OLYMPIA, Wash. — The cost of caring for one foster child at a group home in Kent was $37,000 per month, according to records filed with the Washington state Legislature.
Records show six other foster children who also take a big bite every month out of the state’s foster care budget, with care costs ranging from $17,639 to $31,582 per month.
While those cases are extreme, state Representative Michelle Caldier (R-Port Orchard) says they highlight a dysfunctional foster care system that relies too much on a network of group homes to care for foster children with severe behavioral or medical problems.
“(Group homes) are not good, loving environments. And, unfortunately for a lot of them, they teach children ‘Lord of the Flies’ skills. You know, I’ve seen behaviors get worse,” Caldier said.
Caldier is a long-time foster parent and former foster child herself.
She believes the Washington State Department of Children, Youth and Families (DCYF) should increase incentives for foster parents to accept kids with serious behavioral problems into their homes, instead of placing them in group homes.
“The foster home is a much better placement than any of the alternatives,” Caldier said. She says a child in a foster home has a stable family, school, and the chance to make friends.
This legislative session, Caldier introduced House Bill 1347 to cut the red tape that stops many foster parents from accepting challenging foster kids.
Caldier says DCYF makes it too difficult for foster parents to apply for additional funding needed to care for a child that needs additional services, like around-the-clock care. She says that leaves those children in cold, uncaring group homes.
“I would disagree with that,” said Ken Maaz, executive director of a network of group homes called Ashley House.
Maaz says some children have better outcomes from the group home environment.
“Foster homes are great, and the right foster home can be life-changing for a child. But the wrong foster home can be damaging. It could be another failed placement. It could be another rejection (for a foster child)," Maaz said.
It was Ashley House that cared for the child who cost $37,000 per month. Maaz said that was an exceptional case, unlike just about any other he has seen in his eight years at Ashely House.
“We had a child who was self-injurious. In other words, if he was alone, he would hurt himself, banging his head on the floor, or throw himself out of the bed, or even pick his eye out could be an extreme example,” Maaz said.

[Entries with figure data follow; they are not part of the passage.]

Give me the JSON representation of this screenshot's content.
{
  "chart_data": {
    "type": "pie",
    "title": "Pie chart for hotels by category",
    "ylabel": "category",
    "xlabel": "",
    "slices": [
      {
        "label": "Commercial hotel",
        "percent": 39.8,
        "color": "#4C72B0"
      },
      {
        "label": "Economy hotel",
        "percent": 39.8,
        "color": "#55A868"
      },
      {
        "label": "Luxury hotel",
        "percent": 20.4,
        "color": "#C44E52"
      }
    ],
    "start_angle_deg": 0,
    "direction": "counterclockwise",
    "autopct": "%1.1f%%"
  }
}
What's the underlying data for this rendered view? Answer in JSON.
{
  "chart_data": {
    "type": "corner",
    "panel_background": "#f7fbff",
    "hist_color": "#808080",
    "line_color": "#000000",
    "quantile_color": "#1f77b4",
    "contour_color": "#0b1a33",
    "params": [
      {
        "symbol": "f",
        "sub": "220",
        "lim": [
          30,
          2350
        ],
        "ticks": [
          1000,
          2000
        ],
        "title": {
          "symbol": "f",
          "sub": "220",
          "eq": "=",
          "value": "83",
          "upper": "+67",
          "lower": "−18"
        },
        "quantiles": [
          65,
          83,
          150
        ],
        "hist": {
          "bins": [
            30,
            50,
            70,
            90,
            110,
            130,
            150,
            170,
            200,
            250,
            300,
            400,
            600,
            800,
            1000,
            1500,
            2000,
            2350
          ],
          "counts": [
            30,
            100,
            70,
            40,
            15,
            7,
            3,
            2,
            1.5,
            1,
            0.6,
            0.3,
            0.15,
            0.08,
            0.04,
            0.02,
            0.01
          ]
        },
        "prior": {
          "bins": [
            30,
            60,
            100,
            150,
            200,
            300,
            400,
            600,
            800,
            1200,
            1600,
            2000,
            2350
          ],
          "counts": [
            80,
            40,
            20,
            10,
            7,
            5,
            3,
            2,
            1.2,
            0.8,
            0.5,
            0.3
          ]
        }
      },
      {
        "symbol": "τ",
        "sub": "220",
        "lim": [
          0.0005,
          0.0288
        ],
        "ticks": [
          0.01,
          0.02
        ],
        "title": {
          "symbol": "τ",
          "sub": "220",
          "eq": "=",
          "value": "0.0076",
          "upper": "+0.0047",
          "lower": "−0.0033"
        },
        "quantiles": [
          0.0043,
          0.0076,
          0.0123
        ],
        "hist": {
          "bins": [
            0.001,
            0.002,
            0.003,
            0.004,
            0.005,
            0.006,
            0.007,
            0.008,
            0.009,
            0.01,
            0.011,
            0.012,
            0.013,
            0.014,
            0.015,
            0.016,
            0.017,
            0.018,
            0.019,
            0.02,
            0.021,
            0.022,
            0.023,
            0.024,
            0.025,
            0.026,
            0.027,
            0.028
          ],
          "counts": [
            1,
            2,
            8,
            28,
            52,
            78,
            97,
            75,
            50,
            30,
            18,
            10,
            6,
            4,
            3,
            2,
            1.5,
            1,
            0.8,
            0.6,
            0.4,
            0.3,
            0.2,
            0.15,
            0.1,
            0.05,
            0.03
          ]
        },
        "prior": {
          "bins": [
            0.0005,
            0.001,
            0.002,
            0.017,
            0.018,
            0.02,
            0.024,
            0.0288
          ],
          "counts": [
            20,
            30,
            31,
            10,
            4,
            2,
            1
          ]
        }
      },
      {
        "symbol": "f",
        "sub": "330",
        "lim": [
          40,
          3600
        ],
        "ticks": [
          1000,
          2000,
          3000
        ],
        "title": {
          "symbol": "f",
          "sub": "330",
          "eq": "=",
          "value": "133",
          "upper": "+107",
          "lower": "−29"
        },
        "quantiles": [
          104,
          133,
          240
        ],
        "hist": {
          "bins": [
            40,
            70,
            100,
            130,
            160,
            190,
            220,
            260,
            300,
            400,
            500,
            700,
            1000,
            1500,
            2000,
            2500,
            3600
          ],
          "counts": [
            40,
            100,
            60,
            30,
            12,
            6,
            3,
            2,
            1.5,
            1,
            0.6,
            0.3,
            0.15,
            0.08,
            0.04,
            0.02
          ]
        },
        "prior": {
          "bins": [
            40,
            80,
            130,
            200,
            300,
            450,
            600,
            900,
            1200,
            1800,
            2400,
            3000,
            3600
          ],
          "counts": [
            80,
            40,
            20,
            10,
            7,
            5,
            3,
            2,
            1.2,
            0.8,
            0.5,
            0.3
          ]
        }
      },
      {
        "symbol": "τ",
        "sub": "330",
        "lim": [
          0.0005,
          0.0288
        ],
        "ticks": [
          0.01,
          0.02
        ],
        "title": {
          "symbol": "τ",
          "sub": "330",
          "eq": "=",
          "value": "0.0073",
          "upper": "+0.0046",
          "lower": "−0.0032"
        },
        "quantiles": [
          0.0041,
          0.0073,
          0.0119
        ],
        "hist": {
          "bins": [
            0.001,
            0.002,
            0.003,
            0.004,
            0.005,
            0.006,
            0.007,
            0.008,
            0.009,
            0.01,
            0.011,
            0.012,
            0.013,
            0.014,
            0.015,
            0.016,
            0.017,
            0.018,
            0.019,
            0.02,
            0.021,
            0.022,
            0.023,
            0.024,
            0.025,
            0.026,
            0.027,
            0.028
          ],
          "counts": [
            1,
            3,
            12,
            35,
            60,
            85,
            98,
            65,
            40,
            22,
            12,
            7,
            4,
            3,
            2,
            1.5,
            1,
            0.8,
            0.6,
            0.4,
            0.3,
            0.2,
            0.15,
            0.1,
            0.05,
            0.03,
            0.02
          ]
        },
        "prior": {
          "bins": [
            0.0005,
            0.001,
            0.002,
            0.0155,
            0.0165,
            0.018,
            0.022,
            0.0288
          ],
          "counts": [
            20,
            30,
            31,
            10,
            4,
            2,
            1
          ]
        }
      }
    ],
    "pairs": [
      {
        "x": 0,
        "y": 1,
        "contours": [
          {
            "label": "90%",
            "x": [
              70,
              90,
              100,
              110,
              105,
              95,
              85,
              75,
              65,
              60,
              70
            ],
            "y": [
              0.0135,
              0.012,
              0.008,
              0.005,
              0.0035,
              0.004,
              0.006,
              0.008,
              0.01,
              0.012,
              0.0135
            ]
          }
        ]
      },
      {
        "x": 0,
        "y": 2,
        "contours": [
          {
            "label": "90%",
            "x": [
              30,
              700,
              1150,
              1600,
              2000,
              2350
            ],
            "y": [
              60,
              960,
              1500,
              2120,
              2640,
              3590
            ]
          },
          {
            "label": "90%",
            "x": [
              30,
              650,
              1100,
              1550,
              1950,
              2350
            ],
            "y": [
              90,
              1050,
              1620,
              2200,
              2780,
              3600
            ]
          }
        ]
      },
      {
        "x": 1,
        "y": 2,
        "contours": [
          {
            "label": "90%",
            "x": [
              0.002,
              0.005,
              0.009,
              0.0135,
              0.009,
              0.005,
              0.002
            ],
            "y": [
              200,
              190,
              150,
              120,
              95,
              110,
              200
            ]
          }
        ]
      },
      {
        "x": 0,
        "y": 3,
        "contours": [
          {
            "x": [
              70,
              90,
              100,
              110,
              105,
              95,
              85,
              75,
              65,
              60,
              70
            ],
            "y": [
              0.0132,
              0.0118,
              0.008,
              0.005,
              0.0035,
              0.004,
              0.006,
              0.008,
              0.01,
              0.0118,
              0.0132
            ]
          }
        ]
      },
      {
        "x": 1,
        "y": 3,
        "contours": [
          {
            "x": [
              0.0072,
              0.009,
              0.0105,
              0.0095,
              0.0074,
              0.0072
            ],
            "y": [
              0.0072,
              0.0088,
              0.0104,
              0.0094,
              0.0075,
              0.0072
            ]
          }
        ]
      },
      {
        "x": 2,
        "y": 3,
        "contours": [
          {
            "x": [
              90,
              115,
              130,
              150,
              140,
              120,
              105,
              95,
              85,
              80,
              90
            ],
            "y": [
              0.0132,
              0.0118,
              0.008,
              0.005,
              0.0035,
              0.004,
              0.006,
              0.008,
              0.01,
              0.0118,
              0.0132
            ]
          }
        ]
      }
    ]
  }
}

He says the $37,000 monthly cost stemmed from the round-the-clock team that cared for that child.
Maaz says group homes don’t make a lot of money from the state and have significant employee turnover because of low wages.
Rep. Caldier said she was blindsided when the Washington Association for Children & Families, which represents group homes, testified in opposition of HB 1347.
“They fought the bill so hard they ultimately killed the bill,” Caldier said. “They’re there to protect themselves. They’re not there for the children. They’re there to protect their fiefdom,” she said.
The WA Association for Children & Families disagrees that the problem is solely with group homes and in a statement said, “We agree that there are concerns related to the state’s continuum of care for foster youth, how to best serve those youth and related reimbursement and rate structure.”
Association Executive Director Jill May said she is working with DCYF now to try to fix some of those problems.
Caldier says officials at DCYF have agreed that the foster parent payment structure is flawed and that they may be able to fix it with administrative changes even if HB 1347 is not approved.
Right now, a foster parent is paid about $810 per month to care for a child.
As a former foster child, Caldier personally takes the obligation of the state to make sure that if offers the best environment for each child.
“They need to feel unconditionally loved,” Caldier said, warning their behaviors could worsen.